Five years ago, director Natasha Mytnowych, actor Michelle Monteith and playwright Hannah Moscovitch collaborated for one of Summerworks’ greatest success stories, the bleak Stalinist love story The Russian Play. At that point, Monteith had already impressed Toronto audiences as Laura in CanStage’s The Glass Menagerie and Myntowych’s previous Summerworks show, Fly, had received strong notices. But this was probably the first time most theatergoers had heard Moscovitch’s name.

Now they can’t stop hearing it, and for good reason—Moscovitch might be best playwright Toronto’s got. Her storytelling is provocative and her use of language is elegant yet hilarious. This year, she’s reunited with Monteith and Mytnowych for another festival production, Little One, in which a boy confronts his inability to love his adopted sister, whose childhood trauma has left her bearing signs of psychopathy.

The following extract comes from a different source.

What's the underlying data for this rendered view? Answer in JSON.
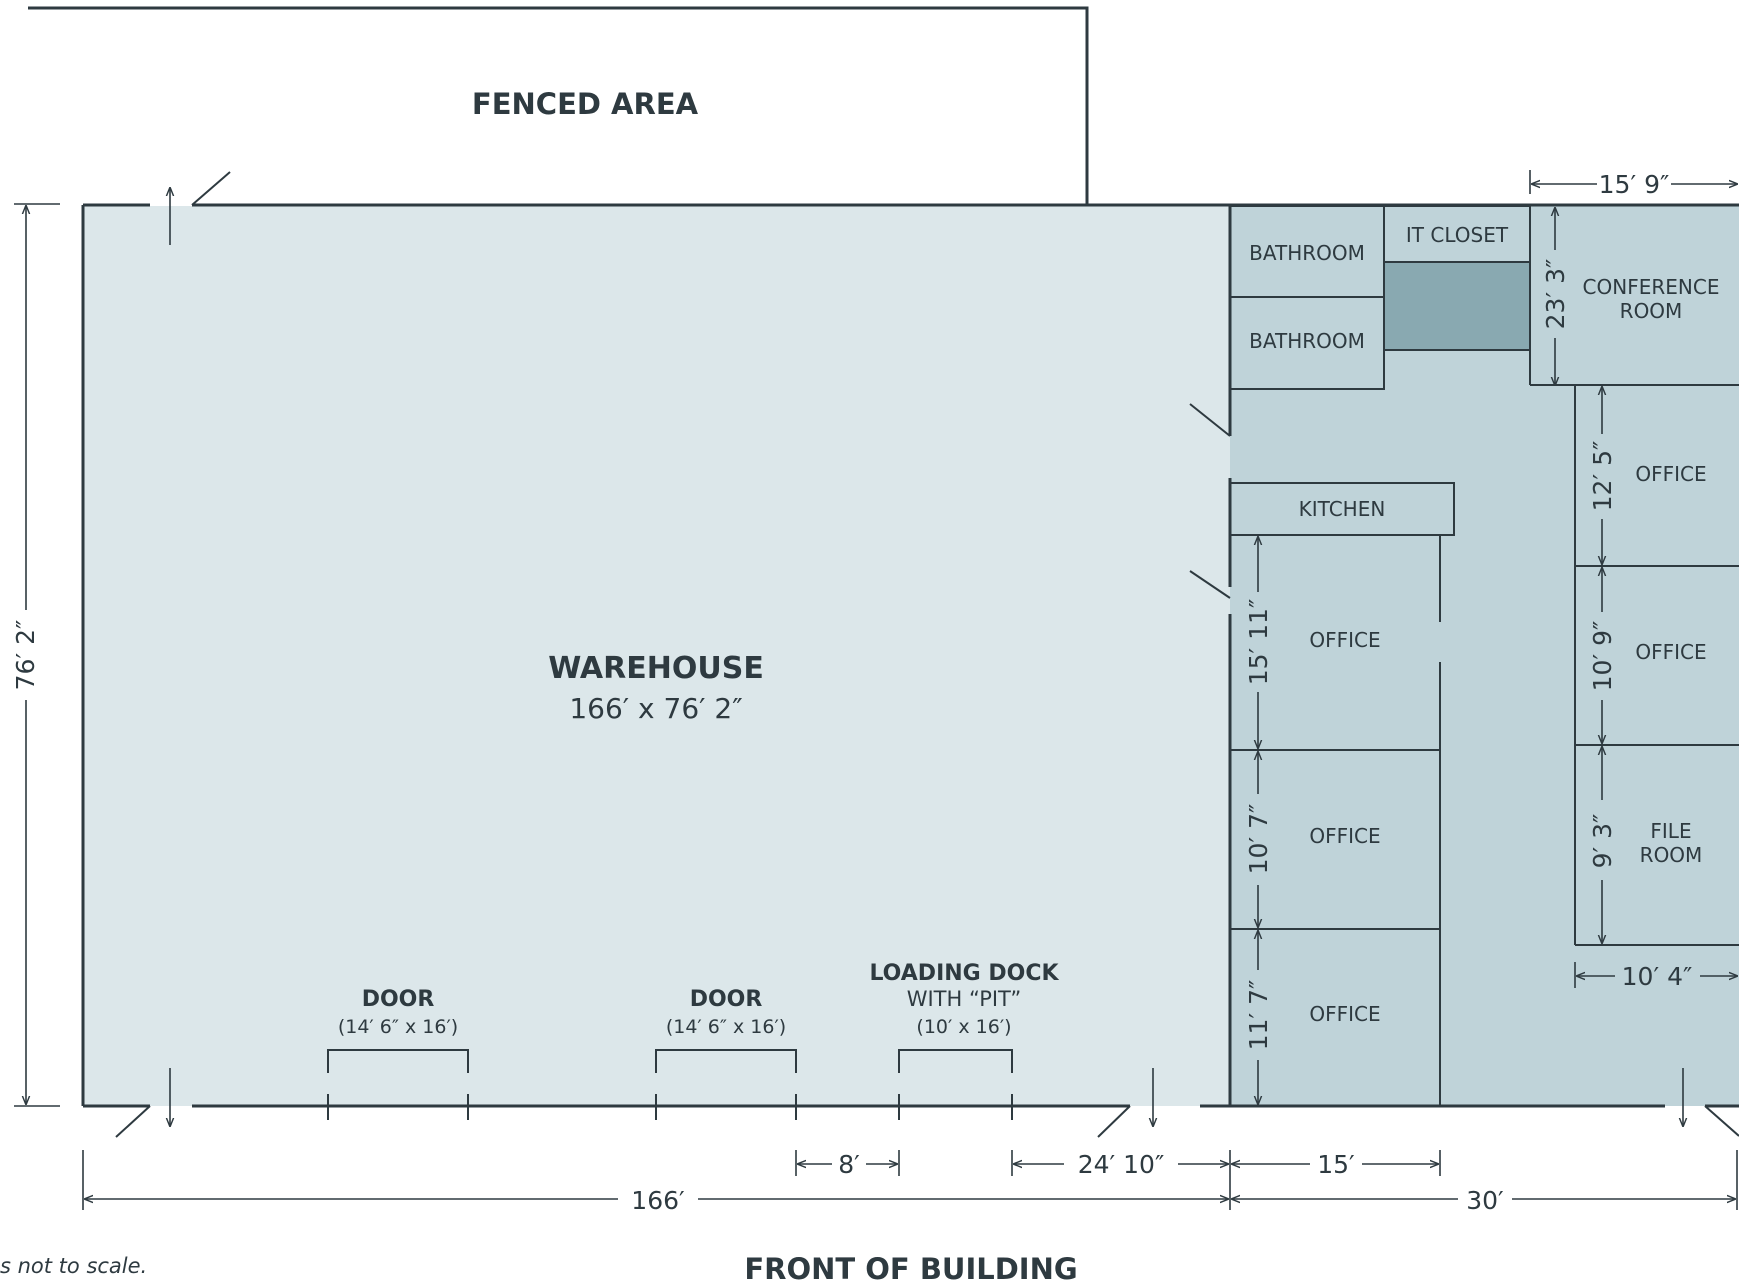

Monteith shines as Claire, the creepy, emotionally damaged sister, and Joe Cobden turns in a terrific, understated performance as her brother, Aaron (his deadpan delivery is reminiscent of Jason Bateman at his most tragicomic). But as usual, it’s Moscovitch’s writing that really shines. A play that could easily be bogged down in exposition becomes a feat of suspense as Claire hovers ominously between irksome brat and destructive monster. And with her ear for dialogue, Moscovitch weaves rhythms and speech patterns so lifelike that the script’s moments of insidious cleverness cut like a knife.

Little One is sure to be another Summerworks juggernaut for the three Ms, and we would be surprised if it doesn’t get snatched up for a full staging somewhere. It’s a gutsy script that bursts with menace, humour and even tenderness, as it asks whether love can—and should—always be unconditional. The answer might make you squirm.

The details: To Aug. 14. $15. Theatre Passe Muraille, 16 Ryerson Ave., summerworks.ca.